Data quality checks are the process of validating data to ensure it is accurate, reliable, and fit for consumption. According to a recent Gartner study, poor data quality can cost organizations an average of $12.9 million annually. Hence, it is absolutely essential to ensure the quality of the data businesses use to make decisions.

This article introduces the fundamentals of data quality checks, common issues faced with data quality, and 7 tests to ensure the data is accurate. Finally, we do a comparative analysis of the popular data testing tools.

What is Data Quality Testing?

Data quality testing is a process for checking whether the data in our system is correct, reliable, and useful. Imagine you have a list of names and phone numbers. Data quality testing ensures that every name matches the right number, like validating that Alice’s number isn’t accidentally listed under Bob. It is important to find and fix these errors so that decisions using this data are based on accurate information.

Streamline Data Integration With Hevo Data

Implement robust data quality checks while Hevo streamlines your data integration process. With 150+ pre-built connectors and real-time data validation, Hevo ensures your data pipeline remains clean and reliable.

Focus on defining quality metrics as Hevo handles the heavy lifting. Start your free trial and elevate your data quality!

Get Started with Hevo for Free

Common Data Quality Issues

There are a variety of issues that can affect the quality of data, like human error, flawed data collection process, system errors, or during data migration or integration tasks.

Some of the common data quality issues are as listed below:

  • Data Inaccuracies, such as incorrect or outdated information
  • Data Inconsistencies, where data does not match across different sources or records
  • Data Duplication, where the same data appears multiple times, creating redundancy and confusion
  • Incomplete data, characterized by missing values or gaps in information
  • Poor data formatting, such as when date fields are inconsistently entered (For example: 01/01/2000, 2000-01-01 and 1st Jan 2000)

Consequences of Poor Data Quality

Poor data quality can impact companies’ business decisions, leading to financial loss, wasted resources, and lost opportunities. For example, a business relying on inaccurate customer data for its marketing campaign could result in ineffective customer targeting and a reduced conversion rate. Similarly, in healthcare, patient safety can be at risk if medical records are inaccurate or incomplete.

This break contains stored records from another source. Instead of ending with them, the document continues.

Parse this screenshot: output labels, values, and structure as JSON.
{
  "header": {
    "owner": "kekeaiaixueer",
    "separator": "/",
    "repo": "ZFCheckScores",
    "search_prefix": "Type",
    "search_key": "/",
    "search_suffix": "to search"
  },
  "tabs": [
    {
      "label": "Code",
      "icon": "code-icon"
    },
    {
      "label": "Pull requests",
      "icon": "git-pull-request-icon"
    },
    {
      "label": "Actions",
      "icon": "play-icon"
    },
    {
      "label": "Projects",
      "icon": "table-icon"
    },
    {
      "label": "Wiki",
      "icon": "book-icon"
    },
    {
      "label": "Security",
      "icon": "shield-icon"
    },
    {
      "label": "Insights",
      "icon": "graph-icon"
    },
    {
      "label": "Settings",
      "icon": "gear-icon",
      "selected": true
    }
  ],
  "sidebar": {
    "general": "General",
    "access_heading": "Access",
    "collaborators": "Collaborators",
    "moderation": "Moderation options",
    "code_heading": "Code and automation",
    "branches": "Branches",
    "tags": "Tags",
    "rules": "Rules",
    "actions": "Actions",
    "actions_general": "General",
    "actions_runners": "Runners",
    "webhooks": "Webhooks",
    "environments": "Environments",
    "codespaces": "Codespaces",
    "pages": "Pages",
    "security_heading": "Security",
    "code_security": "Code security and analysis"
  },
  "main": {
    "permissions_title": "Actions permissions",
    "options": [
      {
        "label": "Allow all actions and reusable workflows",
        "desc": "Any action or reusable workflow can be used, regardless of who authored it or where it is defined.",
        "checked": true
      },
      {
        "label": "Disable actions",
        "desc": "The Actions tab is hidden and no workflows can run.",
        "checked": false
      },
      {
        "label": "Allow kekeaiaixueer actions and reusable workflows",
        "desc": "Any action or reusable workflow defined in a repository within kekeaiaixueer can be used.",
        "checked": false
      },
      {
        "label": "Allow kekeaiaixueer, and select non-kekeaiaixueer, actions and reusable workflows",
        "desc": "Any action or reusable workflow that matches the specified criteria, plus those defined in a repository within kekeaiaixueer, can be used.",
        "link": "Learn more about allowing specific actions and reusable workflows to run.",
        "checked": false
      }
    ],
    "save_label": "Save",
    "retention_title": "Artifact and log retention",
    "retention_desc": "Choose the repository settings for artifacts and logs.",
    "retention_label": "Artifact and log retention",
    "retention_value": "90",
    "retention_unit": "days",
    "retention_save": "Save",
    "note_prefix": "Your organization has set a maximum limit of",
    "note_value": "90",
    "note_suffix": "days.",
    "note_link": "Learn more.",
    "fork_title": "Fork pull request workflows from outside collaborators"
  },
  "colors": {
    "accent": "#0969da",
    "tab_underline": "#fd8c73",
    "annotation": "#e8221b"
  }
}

If incorrect information leads to customer dissatisfaction, poor data quality can damage a company’s reputation. Ultimately, it can hinder an organization’s growth and the value it delivers to its customers.

7 Data Quality Checks

1. Freshness checks

Imagine an e-commerce platform that relies on hourly updates of its inventory to display stock to its users. Data freshness checks can help verify whether the data is updated within the expected time interval.

To implement freshness checks, we can use a script that compares the timestamp of the last update for each inventory record with the current time. If the data is stale beyond a certain threshold, it might trigger an alert or update process.

# Example Python script to check data freshness

from datetime import datetime, timedelta

# Simulate the timestamp of the last data update

last_update = datetime(2023, 4, 1, 12, 30)

# Define the freshness threshold (e.g., 2 hours)

freshness_threshold = timedelta(hours=2)

# Check if the data is fresh

current_time = datetime.now()

if current_time - last_update > freshness_threshold:

   print("Data is stale. Triggering update process.")

   # Trigger update process (e.g., through an API call)

else:

   print("Data is fresh.")

Freshness SLIs

Freshness Service Level Indicators (SLIs) provide a quantitative measure of how up-to-date the data is. It could be the time lag between when data is expected and when it becomes available. For example, in an e-commerce platform, the SLI can be the time a sale transaction takes to appear in the analytics dashboard.

2. Volume Tests

Data volume tests determine whether a system can handle the huge volume of data at peak times. You can identify potential bottlenecks and scalability issues by simulating heavy load testing. For data volume testing, we can gradually increase the number of transactions per second (TPS) until the system shows signs of strain.

Missing Data

Missing data can lead to incomplete analysis and biased results. For example, in a dataset representing sales over time, missing entries for certain days can skew the understanding of sales performance. To identify missing data, we can use the below script to count the number of expected versus actual records:

# Example Python script to check data volume

import pandas as pd

# load data

df = pd.read_csv('sales_data.csv')

# expected number of records per day (e.g., number of stores)

expected_records = 100

# count actual records per day

actual_records = df.groupby('date').size()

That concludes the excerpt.